6. Climate Action and Clean
Energy: A Cautious Approach
- The
Budget introduced measures to:
- Promote
supply-chain resilience for lithium-ion battery
recycling.
- Provide
duty exemptions on critical minerals.
- Support
domestic solar photovoltaic and battery manufacturing.
Challenges in Achieving a Green
Economy
- These
are incremental steps, but without:
- Investment
in grid modernization.
- Better
energy storage solutions.
- Stronger
industrial decarbonization efforts.
- The
transition to a low-carbon economy will remain fragmented.
Key Takeaways: Strengths and
Weaknesses of the Budget
✅ Strengths
- Tax
relief for middle-class consumers
could boost short-term consumption-driven growth.
- Credit
enhancements for MSMEs aim to strengthen small
businesses.
- Targeted
agricultural credit and productivity measures
signal a shift from blanket subsidies.
- Push
for clean-tech manufacturing shows commitment to
energy security.
❌ Weaknesses
- Revenue
projections are overly optimistic,
raising concerns about fiscal sustainability.
- Tax
cuts reduce fiscal space, which could impact social
welfare and infrastructure spending.
- Manufacturing
incentives lack focus on R&D and innovation,
which is critical for long-term global competitiveness.
- Agricultural
measures do not adequately address price volatility and exports.
- Climate
strategy lacks comprehensive policies on grid
modernization and industrial decarbonization.
Conclusion
While the Union Budget 2025-26 attempts to balance
fiscal consolidation, tax relief, and sectoral growth, execution
challenges remain.

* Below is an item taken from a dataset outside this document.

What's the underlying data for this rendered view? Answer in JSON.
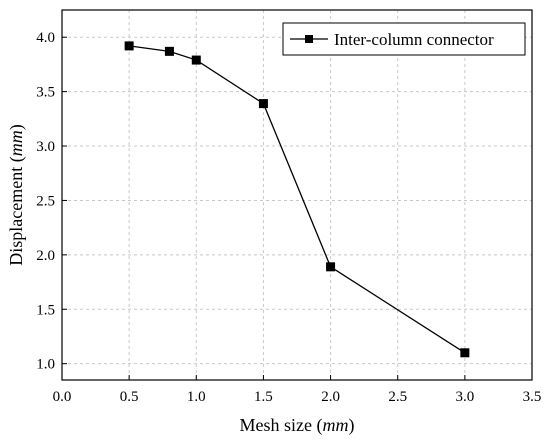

Many initiatives in manufacturing, agriculture, and
climate action lack a holistic strategy. The success of the budget will
depend on implementation efficiency, adaptability to economic uncertainties,
and long-term structural reforms.
The government’s willingness to adjust policies,
based on real-time economic challenges, will determine whether the Viksit
Bharat roadmap translates into tangible growth.